Large Language Model-Brained GUI Agents: A Survey

Authors: Chaoyun Zhang, Shilin He, Jiaxu Qian, Bowen Li, Liqun Li, Si Qin, Yu Kang, Minghua Ma, Guyue Liu, Qingwei Lin, Saravan Rajmohan, Dongmei Zhang, Qi Zhang

TMLR 2025 | Venue PDF | Archive PDF | Plain Text | LLM Run Details

Reproducibility Variable Result LLM Response
Research Type Experimental This paper presents a comprehensive survey of LLM-powered GUI agents, exploring their historical evolution, core components, and advanced techniques. We address critical research questions such as existing GUI agent frameworks, the collection and utilization of data for training specialized GUI agents, the development of fine-tuned models tailored for GUI tasks, and the evaluation metrics and benchmarks necessary to assess their effectiveness.
Researcher Affiliation Collaboration 1Microsoft 2Shanghai Artificial Intelligence Laboratory 3Peking University
Pseudocode No The paper describes methods and processes in prose but does not include any explicitly labeled pseudocode or algorithm blocks. For example, Section 4.1 'Architecture and Workflow In a Nutshell' describes the workflow in natural language and a diagram, but not as pseudocode.
Open Source Code No The collection of papers reviewed in this survey will be hosted and regularly updated on the Git Hub repository: https://github.com/vyokky/LLM-Brained-GUI-Agents-Survey. Additionally, a searchable webpage is available at https://aka.ms/gui-agent for easier access and exploration. This refers to the papers reviewed in the survey, not the source code for any methodology presented in this survey paper itself.
Open Datasets No This paper is a survey and does not present new experimental results using a specific dataset that it makes available. While it discusses and references numerous datasets used by other papers (e.g., in Section 6 'Data for Optimizing LLM-Powered GUI Agents'), it does not provide access information for a dataset used in its own experimental work.
Dataset Splits No This paper is a survey and does not conduct its own experiments; therefore, it does not provide dataset split information for its own work. It discusses dataset splits in the context of other research papers, such as in Section 8.1 regarding 'Step Success Rate' and other metrics from benchmarks.

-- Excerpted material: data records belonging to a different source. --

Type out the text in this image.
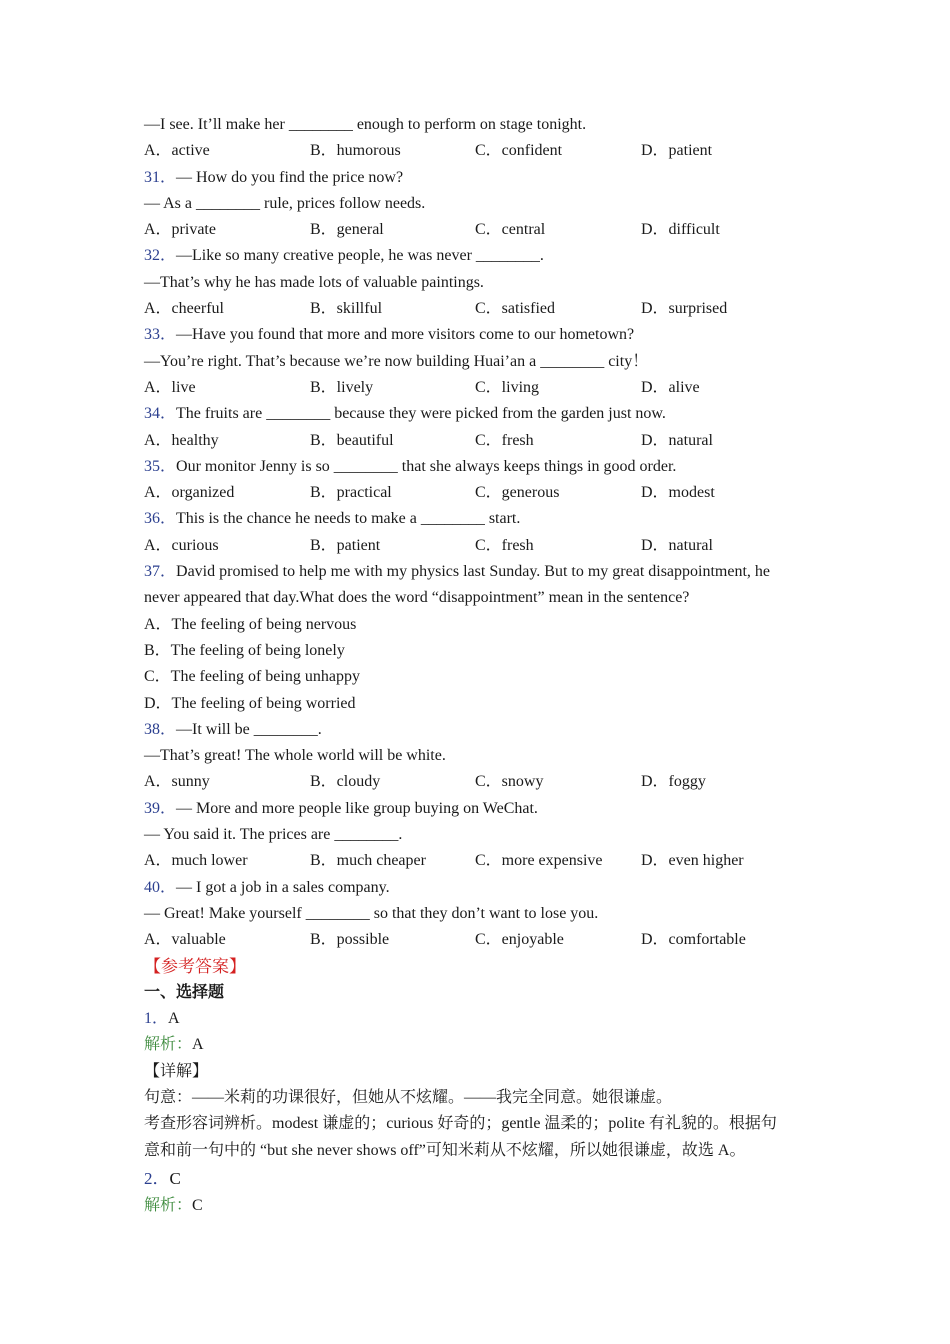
—I see. It’ll make her ________ enough to perform on stage tonight.
A．active	B．humorous	C．confident	D．patient
31．— How do you find the price now?
— As a ________ rule, prices follow needs.
A．private	B．general	C．central	D．difficult
32．—Like so many creative people, he was never ________.
—That’s why he has made lots of valuable paintings.
A．cheerful	B．skillful	C．satisfied	D．surprised
33．—Have you found that more and more visitors come to our hometown?
—You’re right. That’s because we’re now building Huai’an a ________ city！
A．live	B．lively	C．living	D．alive
34．The fruits are ________ because they were picked from the garden just now.
A．healthy	B．beautiful	C．fresh	D．natural
35．Our monitor Jenny is so ________ that she always keeps things in good order.
A．organized	B．practical	C．generous	D．modest
36．This is the chance he needs to make a ________ start.
A．curious	B．patient	C．fresh	D．natural
37．David promised to help me with my physics last Sunday. But to my great disappointment, he
never appeared that day.What does the word “disappointment” mean in the sentence?
A．The feeling of being nervous
B．The feeling of being lonely
C．The feeling of being unhappy
D．The feeling of being worried
38．—It will be ________.
—That’s great! The whole world will be white.
A．sunny	B．cloudy	C．snowy	D．foggy
39．— More and more people like group buying on WeChat.
— You said it. The prices are ________.
A．much lower	B．much cheaper	C．more expensive D．even higher
40．— I got a job in a sales company.
— Great! Make yourself ________ so that they don’t want to lose you.
A．valuable	B．possible	C．enjoyable	D．comfortable
【参考答案】
一、选择题
1．A
解析：A
【详解】
句意：——米莉的功课很好，但她从不炫耀。——我完全同意。她很谦虚。
考查形容词辨析。modest 谦虚的；curious 好奇的；gentle 温柔的；polite 有礼貌的。根据句
意和前一句中的 “but she never shows off”可知米莉从不炫耀，所以她很谦虚，故选 A。
2．C
解析：C
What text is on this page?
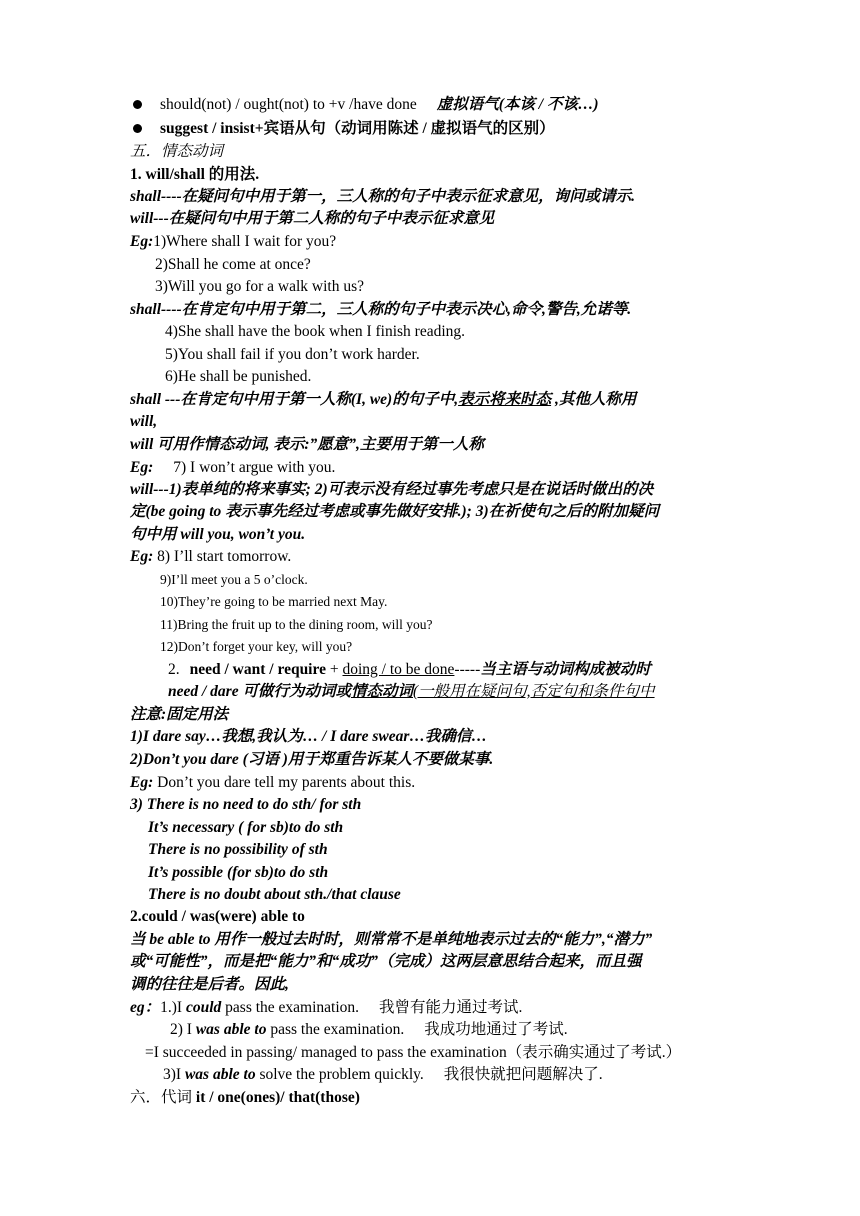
should(not) / ought(not) to +v /have done 虚拟语气(本该 / 不该…)
suggest / insist+宾语从句（动词用陈述 / 虚拟语气的区别）
五．情态动词
1. will/shall 的用法.
shall----在疑问句中用于第一，三人称的句子中表示征求意见，询问或请示.
will---在疑问句中用于第二人称的句子中表示征求意见
Eg:1)Where shall I wait for you?
2)Shall he come at once?
3)Will you go for a walk with us?
shall----在肯定句中用于第二，三人称的句子中表示决心,命令,警告,允诺等.
4)She shall have the book when I finish reading.
5)You shall fail if you don’t work harder.
6)He shall be punished.
shall ---在肯定句中用于第一人称(I, we)的句子中,表示将来时态 ,其他人称用
will,
will 可用作情态动词, 表示:”愿意”,主要用于第一人称
Eg: 7) I won’t argue with you.
will---1)表单纯的将来事实; 2)可表示没有经过事先考虑只是在说话时做出的决
定(be going to 表示事先经过考虑或事先做好安排.); 3)在祈使句之后的附加疑问
句中用 will you, won’t you.
Eg: 8) I’ll start tomorrow.
9)I’ll meet you a 5 o’clock.
10)They’re going to be married next May.
11)Bring the fruit up to the dining room, will you?
12)Don’t forget your key, will you?
2. need / want / require + doing / to be done-----当主语与动词构成被动时
need / dare 可做行为动词或情态动词(一般用在疑问句,否定句和条件句中
注意:固定用法
1)I dare say…我想,我认为… / I dare swear…我确信…
2)Don’t you dare (习语 )用于郑重告诉某人不要做某事.
Eg: Don’t you dare tell my parents about this.
3) There is no need to do sth/ for sth
It’s necessary ( for sb)to do sth
There is no possibility of sth
It’s possible (for sb)to do sth
There is no doubt about sth./that clause
2.could / was(were) able to
当 be able to 用作一般过去时时，则常常不是单纯地表示过去的“能力”,“潜力”
或“可能性”，而是把“能力”和“成功”（完成）这两层意思结合起来，而且强
调的往往是后者。因此,
eg：1.)I could pass the examination. 我曾有能力通过考试.
2) I was able to pass the examination. 我成功地通过了考试.
=I succeeded in passing/ managed to pass the examination（表示确实通过了考试.）
3)I was able to solve the problem quickly. 我很快就把问题解决了.
六．代词 it / one(ones)/ that(those)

Hardware Specification No This paper is a survey and does not conduct its own experiments, nor does it describe a specific methodology that requires a hardware setup. Therefore, it does not provide details about the hardware used for running experiments.

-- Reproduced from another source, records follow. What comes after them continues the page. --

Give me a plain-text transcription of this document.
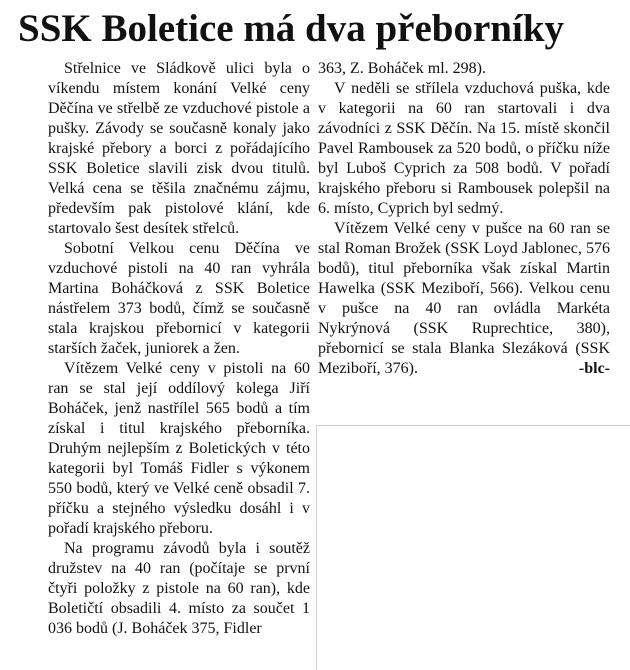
SSK Boletice má dva přeborníky

Střelnice ve Sládkově ulici byla o víkendu místem konání Velké ceny Děčína ve střelbě ze vzduchové pistole a pušky. Závody se současně konaly jako krajské přebory a borci z pořádajícího SSK Boletice slavili zisk dvou titulů. Velká cena se těšila značnému zájmu, především pak pistolové klání, kde startovalo šest desítek střelců.

Sobotní Velkou cenu Děčína ve vzduchové pistoli na 40 ran vyhrála Martina Boháčková z SSK Boletice nástřelem 373 bodů, čímž se současně stala krajskou přebornicí v kategorii starších žaček, juniorek a žen.

Vítězem Velké ceny v pistoli na 60 ran se stal její oddílový kolega Jiří Boháček, jenž nastřílel 565 bodů a tím získal i titul krajského přeborníka. Druhým nejlepším z Boletických v této kategorii byl Tomáš Fidler s výkonem 550 bodů, který ve Velké ceně obsadil 7. příčku a stejného výsledku dosáhl i v pořadí krajského přeboru.

Na programu závodů byla i soutěž družstev na 40 ran (počítaje se první čtyři položky z pistole na 60 ran), kde Boletičtí obsadili 4. místo za součet 1 036 bodů (J. Boháček 375, Fidler

363, Z. Boháček ml. 298).

V neděli se střílela vzduchová puška, kde v kategorii na 60 ran startovali i dva závodníci z SSK Děčín. Na 15. místě skončil Pavel Rambousek za 520 bodů, o příčku níže byl Luboš Cyprich za 508 bodů. V pořadí krajského přeboru si Rambousek polepšil na 6. místo, Cyprich byl sedmý.

Vítězem Velké ceny v pušce na 60 ran se stal Roman Brožek (SSK Loyd Jablonec, 576 bodů), titul přeborníka však získal Martin Hawelka (SSK Meziboří, 566). Velkou cenu v pušce na 40 ran ovládla Markéta Nykrýnová (SSK Ruprechtice, 380), přebornicí se stala Blanka Slezáková (SSK Meziboří, 376).	-blc-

Software Dependencies No This paper is a survey and does not describe a new methodology requiring specific software implementations. While it mentions various software tools and platforms (e.g., Selenium, Appium) in the context of other research, it does not list specific versioned software dependencies for its own work.
Experiment Setup No This paper is a survey and does not conduct its own experiments. Therefore, it does not contain specific experimental setup details such as hyperparameters or training configurations for its own work.